A civil treble damages action for racketeering raises the pragmatic problem of what burden of proof is to be applied. Courts and commentators have covered the spectrum of possibilities. See Matz, Determining the Standard of Proof in Lawsuits Brought Under RICO, Nat’l L.J., Oct. 10, 1983, at 21 col. 1; Swanson v. Wabash, Inc., 577 F.Supp. 1308 (N.D.Ill.1983); Farmers Bank of Delaware v. Bell Mortgage Corp., 452 F.Supp. 1278 (Del.1978). In a confusing approach to this difficult dilemma, a distinct minority of courts have gone beyond a FRCP Rule 9(b) requirement of particularity to require “probable cause” in the germane allegations. Bache Halsey Stuart Shields, Inc. v. Tracy Collins Bank & Trust Co., 558 F.Supp. 1042 (D.Utah 1983).

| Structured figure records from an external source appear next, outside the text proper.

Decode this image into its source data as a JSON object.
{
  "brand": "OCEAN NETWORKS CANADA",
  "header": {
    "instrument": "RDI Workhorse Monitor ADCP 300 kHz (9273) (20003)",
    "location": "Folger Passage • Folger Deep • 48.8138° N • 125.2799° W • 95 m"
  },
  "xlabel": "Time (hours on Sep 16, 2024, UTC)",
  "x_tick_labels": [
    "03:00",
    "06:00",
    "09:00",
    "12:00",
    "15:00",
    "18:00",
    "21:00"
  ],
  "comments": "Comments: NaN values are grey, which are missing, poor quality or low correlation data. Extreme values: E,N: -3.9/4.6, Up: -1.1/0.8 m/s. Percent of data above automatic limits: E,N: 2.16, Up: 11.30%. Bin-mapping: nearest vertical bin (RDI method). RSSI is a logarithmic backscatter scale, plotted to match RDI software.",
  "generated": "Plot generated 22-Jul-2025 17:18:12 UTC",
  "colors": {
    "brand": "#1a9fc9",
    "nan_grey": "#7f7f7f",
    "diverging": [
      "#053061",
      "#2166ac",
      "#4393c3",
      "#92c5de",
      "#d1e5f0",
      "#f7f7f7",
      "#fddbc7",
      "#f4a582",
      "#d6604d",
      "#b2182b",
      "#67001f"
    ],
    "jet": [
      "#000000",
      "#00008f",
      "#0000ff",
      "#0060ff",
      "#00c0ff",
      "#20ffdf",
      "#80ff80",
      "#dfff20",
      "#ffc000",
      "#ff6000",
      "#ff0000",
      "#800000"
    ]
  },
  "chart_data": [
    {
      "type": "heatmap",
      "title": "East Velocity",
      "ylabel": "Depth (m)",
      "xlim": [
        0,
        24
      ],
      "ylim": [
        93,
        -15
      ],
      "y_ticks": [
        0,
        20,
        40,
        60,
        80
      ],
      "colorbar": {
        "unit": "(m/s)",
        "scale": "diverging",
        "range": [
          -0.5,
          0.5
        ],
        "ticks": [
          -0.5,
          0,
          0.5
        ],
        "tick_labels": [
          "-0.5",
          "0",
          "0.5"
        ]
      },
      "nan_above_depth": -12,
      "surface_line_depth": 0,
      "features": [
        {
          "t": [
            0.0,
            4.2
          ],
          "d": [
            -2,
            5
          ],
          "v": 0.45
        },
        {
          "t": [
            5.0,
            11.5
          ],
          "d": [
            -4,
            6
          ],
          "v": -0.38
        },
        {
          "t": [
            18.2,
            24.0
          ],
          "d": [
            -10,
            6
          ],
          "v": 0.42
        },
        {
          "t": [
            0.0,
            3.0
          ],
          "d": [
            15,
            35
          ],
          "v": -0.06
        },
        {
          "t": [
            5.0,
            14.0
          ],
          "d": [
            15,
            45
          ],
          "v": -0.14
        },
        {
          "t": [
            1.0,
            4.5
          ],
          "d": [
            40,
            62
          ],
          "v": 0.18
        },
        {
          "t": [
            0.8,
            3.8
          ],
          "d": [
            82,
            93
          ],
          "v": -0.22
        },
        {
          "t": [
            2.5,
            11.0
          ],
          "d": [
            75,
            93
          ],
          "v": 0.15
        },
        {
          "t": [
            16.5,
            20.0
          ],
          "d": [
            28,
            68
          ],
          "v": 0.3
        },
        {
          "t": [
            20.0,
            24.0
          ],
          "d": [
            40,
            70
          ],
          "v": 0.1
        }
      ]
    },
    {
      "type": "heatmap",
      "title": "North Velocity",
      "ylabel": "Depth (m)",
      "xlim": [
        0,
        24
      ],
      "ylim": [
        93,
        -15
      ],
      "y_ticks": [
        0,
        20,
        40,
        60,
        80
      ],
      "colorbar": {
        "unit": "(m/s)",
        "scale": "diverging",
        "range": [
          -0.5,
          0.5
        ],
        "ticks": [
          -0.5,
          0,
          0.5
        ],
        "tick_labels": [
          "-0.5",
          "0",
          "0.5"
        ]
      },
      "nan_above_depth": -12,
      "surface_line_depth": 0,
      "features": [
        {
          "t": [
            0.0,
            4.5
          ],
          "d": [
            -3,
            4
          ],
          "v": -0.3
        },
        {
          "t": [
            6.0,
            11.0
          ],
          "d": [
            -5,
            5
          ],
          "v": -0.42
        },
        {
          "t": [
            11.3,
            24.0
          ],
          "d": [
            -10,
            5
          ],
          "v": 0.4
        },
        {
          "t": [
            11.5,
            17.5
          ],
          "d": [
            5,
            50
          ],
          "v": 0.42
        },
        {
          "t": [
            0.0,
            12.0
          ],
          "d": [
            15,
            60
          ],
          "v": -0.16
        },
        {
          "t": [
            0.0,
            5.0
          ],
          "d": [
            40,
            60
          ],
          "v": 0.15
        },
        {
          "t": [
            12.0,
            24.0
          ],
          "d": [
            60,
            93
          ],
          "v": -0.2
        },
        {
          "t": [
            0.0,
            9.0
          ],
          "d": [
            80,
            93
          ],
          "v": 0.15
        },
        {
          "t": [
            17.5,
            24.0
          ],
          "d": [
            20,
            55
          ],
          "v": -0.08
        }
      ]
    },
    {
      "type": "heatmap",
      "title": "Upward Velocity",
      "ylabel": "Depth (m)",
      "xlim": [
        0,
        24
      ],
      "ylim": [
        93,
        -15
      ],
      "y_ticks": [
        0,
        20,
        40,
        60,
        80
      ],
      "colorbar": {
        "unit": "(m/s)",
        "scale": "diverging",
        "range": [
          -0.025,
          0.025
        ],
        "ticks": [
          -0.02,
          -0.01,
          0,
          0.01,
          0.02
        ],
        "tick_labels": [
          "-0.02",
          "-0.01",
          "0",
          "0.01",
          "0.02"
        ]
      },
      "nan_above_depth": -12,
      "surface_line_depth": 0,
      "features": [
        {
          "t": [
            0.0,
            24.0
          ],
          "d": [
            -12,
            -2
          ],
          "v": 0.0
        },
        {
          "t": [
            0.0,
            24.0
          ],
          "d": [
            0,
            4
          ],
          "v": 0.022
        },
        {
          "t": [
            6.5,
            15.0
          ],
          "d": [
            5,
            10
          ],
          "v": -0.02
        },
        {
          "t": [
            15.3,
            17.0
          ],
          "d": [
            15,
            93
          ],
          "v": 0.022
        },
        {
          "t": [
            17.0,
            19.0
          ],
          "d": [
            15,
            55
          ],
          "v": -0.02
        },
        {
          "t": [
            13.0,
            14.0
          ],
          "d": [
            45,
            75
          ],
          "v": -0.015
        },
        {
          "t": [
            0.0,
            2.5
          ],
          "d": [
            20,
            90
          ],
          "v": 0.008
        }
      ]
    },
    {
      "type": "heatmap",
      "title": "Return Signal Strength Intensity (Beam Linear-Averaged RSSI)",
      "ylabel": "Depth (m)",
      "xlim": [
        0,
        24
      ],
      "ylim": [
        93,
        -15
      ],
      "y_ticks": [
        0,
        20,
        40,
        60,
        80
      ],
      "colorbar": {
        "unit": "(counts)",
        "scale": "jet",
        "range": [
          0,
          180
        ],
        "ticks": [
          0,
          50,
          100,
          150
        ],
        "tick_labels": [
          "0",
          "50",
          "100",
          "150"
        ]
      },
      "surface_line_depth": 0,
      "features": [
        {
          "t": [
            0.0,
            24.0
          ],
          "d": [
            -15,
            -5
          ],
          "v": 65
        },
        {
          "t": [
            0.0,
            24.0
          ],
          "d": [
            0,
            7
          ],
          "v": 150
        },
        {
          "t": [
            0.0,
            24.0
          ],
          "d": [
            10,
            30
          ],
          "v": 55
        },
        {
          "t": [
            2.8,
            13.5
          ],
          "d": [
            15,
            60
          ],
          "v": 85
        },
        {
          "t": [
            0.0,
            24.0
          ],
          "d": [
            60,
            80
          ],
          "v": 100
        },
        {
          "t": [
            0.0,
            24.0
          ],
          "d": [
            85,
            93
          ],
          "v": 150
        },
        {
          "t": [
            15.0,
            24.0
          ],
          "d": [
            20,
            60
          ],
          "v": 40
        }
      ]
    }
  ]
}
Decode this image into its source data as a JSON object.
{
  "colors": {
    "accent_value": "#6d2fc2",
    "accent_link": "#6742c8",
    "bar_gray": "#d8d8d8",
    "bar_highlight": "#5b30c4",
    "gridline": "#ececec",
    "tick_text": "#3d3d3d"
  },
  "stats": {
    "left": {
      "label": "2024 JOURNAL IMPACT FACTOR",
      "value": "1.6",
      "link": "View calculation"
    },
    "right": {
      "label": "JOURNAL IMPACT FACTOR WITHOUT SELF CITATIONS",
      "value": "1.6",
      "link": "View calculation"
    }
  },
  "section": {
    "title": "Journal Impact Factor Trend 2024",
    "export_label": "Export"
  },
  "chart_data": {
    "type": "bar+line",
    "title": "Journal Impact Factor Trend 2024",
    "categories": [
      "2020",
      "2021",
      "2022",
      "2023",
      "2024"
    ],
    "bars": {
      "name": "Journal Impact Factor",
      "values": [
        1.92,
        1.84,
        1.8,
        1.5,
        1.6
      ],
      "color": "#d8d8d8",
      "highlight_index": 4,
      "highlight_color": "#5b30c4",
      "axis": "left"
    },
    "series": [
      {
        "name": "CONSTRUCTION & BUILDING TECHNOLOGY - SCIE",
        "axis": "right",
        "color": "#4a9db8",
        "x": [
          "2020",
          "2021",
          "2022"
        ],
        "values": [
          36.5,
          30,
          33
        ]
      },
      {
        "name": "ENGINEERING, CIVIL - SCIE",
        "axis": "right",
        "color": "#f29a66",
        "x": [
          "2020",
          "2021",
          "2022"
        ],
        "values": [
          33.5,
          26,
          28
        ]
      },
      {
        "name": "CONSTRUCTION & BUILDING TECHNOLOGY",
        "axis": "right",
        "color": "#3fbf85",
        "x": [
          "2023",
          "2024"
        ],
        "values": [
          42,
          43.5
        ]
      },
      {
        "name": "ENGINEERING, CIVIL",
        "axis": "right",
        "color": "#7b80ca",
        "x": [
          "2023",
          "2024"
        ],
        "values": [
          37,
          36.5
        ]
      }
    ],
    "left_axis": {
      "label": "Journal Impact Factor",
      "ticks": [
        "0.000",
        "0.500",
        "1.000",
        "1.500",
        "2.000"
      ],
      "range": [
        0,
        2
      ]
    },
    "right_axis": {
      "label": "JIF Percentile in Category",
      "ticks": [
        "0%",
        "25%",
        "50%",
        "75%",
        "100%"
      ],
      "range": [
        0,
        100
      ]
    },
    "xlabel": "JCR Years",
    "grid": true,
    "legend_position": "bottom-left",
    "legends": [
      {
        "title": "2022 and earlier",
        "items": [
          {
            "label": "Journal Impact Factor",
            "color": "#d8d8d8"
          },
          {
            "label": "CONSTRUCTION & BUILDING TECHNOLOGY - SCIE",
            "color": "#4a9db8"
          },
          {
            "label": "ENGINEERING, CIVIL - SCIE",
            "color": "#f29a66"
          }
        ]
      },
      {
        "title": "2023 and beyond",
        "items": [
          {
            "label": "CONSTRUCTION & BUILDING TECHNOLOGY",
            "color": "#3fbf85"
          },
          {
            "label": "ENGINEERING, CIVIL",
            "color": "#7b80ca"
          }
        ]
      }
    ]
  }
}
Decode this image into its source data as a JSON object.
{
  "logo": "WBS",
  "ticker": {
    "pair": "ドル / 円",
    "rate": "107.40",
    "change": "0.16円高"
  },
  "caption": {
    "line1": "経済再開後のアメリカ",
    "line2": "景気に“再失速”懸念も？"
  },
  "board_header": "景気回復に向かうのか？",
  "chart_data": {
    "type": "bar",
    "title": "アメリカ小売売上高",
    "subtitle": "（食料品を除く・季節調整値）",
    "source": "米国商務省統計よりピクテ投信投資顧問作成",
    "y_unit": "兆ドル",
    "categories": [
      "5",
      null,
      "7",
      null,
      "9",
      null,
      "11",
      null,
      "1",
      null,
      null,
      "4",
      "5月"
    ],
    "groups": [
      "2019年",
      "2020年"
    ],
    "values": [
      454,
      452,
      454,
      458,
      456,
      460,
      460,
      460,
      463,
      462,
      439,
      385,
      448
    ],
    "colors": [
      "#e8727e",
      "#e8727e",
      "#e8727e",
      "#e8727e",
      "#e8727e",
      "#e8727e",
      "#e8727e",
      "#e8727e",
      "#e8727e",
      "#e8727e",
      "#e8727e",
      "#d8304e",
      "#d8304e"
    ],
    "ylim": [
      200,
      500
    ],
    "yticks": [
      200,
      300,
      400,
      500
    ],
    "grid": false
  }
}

The Second Circuit’s requirement of a prior criminal conviction provides a sound solution to this troubled area. Instead of instructing one jury on a panoply of varied burdens of proof, the underlying criminality is made a prerequisite to the institution of the action. With the criminal conviction as a starting point, the civil RICO provisions can justifiably be given a liberal interpretation without trampling over the rights of due process and fair trial. See Tarlow, RICO Revisited, 17 Ga. L.Rev. 291 (1983).

The Ninth and Tenth causes of action must be dismissed for failure to allege a prior criminal conviction on the underlying predicate offenses. As an additional basis for such dismissal the court finds the complaint, as amended, insufficiently particular in its allegations to permit continued prosecution of the RICO claims. While the court is well aware that a complaint need only offer a short and plain statement of the claim showing that the pleader is entitled to relief and that mere notice pleading is all that is now required, there is a limitation on the liberal pleadings rules. FRCP Rule 9(b) is that limitation. “In all averments of fraud or mistake, the circumstances constituting fraud or mistake shall be stated with particularity.” Id. In a civil RICO claim the plaintiff necessarily alleges that the defendant has engaged in a pattern of racketeering activity involving fraud and/or indictable offenses. Rule 9(b) plainly applies to RICO claims. The complaint fails to meet the requisite standard for particularity in pleading the proprietary injury element of a RICO action. Plaintiff does not allege the injury to business or property that resulted from the violation of section 1962 other than to state the element of the action in a eonclusory fashion. The necessary particularity is not present.

For the reasons herein expressed a separate order will be entered granting the pending motions for summary judgment addressed to the First, Second, Third and Fourth causes of action and granting the pending motions to dismiss addressed to the Ninth and Tenth causes of action. The pending motions to dismiss addressed to the Fifth, Sixth, Seventh and Eighth causes of action will be treated as motions for summary judgment. As such, they will be deemed submitted for decision on April 30, 1985.